Settanta famiglie unite con un unico obiettivo: «Rendere più efficiente la sicurezza del quartiere per i nostri figli». Sono in collegamento tra una chat e una mailing list, si segnalano le aggressioni e i pericoli. Un tam tam che cerca di tutelare l'incolumità dei ragazzi.

Giorni fa i genitori si sono riuniti in un locale della parrocchia San Giuseppe sulla Nomentana, tra loro c'erano le famiglie dei ragazzi che negli ultimi mesi hanno subito agguati. «Molti di noi hanno vissuto bruttissime esperienze - racconta Silvia S., mamma e vicepresidente del comitato - mio figlio di 15 anni a marzo è stato rapinato e picchiato, è stato tremendo». Dicono «basta» agli agguati, alla violenza e chiedono maggiore sicurezza. «Faremo una mappa dei luoghi più pericolosi, quelli nei quali ci sono state aggressioni» continua Silvia. Le aree rosse sono piazza Caprera, piazza Mincio, piazza Annibaliano e i parchi.

I PERICOLI
«Tutti i parchi sono luoghi terribili, molto pericolosi» dicono i genitori. Agguati a villa Chigi o nel Parco Nemorense, storici parchi caduti nel degrado da mesi ormai. Tra gli obiettivi del comitato una maggiore sorveglianza attraverso pattuglie delle forze dell'ordine, l'installazione di un sistema di telecamere. Si parla anche di un ciclo di incontri organizzato in collaborazione con le forze dell'ordine nelle scuole per sensibilizzare i giovanissimi e dare consigli. «Urlare, scappare, chiamare il 112 ed non farsi avvicinare da coetanei, purtroppo deve passare il messaggio della diffidenza tra coetanei» spiega Silvia, rammaricata. Provano rabbia, molta, i genitori che si sono riuniti nel comitato «soprattutto per le pene irrisorie che vengono inflitte agli aggressori nel caso siano minorenni». L'affidamento ai genitori, ad esempio, o restare chiusi in casa per qualche giorno. «Di certo provvedimenti del genere non scoraggiano le violenze» aggiunge la mamma.

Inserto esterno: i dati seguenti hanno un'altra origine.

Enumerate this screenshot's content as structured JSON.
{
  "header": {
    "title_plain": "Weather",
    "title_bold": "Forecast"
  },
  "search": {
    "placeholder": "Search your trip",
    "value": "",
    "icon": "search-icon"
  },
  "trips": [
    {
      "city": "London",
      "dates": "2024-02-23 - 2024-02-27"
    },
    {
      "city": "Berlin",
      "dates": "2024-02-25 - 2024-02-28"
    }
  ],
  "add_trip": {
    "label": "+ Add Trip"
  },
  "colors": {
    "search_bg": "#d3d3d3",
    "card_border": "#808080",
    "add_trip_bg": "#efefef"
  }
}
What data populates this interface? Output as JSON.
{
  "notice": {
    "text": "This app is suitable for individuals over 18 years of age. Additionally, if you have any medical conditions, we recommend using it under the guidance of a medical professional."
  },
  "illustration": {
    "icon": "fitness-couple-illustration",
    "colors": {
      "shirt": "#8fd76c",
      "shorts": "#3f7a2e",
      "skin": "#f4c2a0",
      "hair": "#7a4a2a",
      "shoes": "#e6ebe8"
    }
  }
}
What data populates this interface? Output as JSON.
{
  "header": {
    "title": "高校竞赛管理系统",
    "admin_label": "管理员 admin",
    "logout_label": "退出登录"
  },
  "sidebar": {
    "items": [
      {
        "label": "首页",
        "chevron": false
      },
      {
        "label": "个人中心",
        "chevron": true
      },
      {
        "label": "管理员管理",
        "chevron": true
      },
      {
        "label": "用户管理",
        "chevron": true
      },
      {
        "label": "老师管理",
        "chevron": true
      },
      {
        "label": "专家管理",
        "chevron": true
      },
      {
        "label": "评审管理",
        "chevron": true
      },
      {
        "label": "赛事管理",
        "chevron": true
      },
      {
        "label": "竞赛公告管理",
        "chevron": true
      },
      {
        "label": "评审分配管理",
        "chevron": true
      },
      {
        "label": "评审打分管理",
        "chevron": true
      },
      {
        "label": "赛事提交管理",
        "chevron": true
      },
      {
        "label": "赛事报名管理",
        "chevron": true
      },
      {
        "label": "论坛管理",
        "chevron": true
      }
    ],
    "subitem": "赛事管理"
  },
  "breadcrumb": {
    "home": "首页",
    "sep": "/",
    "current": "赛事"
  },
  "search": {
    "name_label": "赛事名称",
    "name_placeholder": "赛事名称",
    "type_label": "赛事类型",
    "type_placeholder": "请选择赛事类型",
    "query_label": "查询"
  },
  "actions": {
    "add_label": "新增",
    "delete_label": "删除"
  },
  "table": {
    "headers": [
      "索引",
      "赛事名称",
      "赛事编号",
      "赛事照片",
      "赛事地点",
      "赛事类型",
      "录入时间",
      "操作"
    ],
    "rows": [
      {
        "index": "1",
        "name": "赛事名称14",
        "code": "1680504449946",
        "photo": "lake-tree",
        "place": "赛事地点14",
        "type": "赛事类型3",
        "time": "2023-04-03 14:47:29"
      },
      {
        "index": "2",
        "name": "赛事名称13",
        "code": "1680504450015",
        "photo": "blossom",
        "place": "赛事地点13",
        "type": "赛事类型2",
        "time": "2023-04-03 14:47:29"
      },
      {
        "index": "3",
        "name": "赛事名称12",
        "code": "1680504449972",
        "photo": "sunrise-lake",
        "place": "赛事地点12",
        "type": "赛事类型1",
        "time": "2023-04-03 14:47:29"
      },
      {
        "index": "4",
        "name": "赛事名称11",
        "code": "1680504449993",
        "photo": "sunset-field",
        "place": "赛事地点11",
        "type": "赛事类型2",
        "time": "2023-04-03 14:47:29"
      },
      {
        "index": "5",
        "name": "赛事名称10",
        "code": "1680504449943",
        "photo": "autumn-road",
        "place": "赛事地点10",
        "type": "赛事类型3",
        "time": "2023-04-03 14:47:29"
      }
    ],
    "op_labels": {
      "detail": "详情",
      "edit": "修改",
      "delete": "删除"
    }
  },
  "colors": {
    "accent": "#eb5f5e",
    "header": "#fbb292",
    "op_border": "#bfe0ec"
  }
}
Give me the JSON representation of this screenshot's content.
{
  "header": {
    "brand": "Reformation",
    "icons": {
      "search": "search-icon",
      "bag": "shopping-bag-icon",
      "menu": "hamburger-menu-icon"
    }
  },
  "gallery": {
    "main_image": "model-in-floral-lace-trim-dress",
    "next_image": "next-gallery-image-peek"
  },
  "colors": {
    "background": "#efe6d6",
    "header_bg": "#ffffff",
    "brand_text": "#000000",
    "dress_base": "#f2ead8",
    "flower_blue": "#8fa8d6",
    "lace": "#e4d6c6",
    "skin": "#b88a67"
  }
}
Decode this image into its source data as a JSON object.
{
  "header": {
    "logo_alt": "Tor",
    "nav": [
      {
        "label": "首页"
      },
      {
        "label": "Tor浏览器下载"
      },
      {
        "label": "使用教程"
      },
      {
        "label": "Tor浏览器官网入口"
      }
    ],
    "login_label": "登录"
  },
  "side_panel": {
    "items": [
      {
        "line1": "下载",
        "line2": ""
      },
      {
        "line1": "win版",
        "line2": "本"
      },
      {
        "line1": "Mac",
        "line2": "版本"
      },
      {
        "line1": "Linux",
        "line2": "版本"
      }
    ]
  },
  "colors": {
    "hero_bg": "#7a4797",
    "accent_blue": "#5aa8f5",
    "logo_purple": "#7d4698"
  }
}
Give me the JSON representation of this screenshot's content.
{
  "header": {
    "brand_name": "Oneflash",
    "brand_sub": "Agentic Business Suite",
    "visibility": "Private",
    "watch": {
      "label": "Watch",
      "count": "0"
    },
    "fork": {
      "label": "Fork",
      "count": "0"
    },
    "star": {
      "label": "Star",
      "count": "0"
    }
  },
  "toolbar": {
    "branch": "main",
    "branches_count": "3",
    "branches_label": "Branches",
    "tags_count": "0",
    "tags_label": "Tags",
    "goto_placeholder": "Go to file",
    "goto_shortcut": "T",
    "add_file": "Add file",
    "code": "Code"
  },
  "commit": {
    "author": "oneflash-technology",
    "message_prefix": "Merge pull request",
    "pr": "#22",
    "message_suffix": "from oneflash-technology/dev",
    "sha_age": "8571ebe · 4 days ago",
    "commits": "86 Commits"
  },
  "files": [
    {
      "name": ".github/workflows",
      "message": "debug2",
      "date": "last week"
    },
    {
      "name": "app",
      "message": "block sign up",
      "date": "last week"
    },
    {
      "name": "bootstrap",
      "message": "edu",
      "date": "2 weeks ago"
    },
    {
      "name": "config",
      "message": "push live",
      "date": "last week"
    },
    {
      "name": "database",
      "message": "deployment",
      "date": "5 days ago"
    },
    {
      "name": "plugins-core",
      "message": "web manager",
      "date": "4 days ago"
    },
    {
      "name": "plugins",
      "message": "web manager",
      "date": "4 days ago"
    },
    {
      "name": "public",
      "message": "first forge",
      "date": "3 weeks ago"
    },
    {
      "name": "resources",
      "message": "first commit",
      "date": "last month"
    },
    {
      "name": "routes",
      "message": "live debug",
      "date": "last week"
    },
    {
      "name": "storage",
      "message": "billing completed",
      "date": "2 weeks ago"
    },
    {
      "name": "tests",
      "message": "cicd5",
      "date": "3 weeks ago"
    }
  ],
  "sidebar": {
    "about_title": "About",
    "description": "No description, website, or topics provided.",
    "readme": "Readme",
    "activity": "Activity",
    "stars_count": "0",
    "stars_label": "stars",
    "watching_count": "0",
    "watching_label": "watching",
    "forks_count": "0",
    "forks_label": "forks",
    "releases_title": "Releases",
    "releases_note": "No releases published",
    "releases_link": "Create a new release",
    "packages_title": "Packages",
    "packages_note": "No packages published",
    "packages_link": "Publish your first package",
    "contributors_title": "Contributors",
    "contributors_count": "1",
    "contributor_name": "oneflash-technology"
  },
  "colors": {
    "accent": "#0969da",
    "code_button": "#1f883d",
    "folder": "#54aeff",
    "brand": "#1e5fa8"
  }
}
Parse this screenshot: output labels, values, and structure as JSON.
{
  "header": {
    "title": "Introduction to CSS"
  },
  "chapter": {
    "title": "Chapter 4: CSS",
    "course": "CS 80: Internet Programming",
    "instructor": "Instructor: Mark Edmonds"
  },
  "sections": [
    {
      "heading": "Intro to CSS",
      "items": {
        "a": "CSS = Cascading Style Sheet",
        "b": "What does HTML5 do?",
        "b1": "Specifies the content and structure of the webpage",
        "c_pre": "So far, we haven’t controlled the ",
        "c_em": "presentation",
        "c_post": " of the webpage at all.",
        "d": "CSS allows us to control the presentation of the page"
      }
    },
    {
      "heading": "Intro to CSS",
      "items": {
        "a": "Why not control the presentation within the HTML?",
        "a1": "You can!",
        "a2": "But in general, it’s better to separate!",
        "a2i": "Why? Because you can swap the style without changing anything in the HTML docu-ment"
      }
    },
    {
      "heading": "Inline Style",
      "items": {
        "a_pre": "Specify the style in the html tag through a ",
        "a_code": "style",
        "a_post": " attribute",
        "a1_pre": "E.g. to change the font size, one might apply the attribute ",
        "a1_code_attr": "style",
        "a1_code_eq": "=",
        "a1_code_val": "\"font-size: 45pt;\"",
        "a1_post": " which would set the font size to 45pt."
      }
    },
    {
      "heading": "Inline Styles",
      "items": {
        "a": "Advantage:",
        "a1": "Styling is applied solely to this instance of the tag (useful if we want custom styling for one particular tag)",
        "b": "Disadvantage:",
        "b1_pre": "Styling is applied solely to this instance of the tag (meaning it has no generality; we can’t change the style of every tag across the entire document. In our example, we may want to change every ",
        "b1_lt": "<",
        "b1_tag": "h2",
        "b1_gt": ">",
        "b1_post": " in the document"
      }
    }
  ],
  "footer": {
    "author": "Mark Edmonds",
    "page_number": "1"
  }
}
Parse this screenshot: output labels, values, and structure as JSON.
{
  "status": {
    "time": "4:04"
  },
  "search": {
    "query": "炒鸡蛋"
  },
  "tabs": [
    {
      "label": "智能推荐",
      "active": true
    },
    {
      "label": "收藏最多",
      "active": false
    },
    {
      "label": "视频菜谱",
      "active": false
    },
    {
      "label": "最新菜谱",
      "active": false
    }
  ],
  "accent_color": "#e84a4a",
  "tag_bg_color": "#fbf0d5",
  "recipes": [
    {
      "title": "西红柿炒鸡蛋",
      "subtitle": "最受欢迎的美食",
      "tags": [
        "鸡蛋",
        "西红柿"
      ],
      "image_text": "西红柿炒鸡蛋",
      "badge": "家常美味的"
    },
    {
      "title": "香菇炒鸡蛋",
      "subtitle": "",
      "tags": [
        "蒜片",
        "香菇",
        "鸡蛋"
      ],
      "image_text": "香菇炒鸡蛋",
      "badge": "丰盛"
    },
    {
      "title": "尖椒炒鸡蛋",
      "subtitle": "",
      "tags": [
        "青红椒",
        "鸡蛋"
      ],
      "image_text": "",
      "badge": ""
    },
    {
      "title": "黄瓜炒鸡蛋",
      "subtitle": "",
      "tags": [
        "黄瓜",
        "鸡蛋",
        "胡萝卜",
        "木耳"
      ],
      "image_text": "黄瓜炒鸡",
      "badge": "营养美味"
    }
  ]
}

La situazione è così preoccupante che si teme anche di denunciare. «Il comitato vuole tutelare le vittime, non lasciarle sole, per questo pensiamo a denunce collettive che non mettano a rischio il minore e non lo espongano alle vendette del branco». Tra le ipotesi in ballo c'è anche quella di un servizio di assistenza psicologica. «La situazione è molto preoccupante - dice don Piero, il parroco di San Giuseppe - molti casi hanno riguardato anche nostri parrocchiani».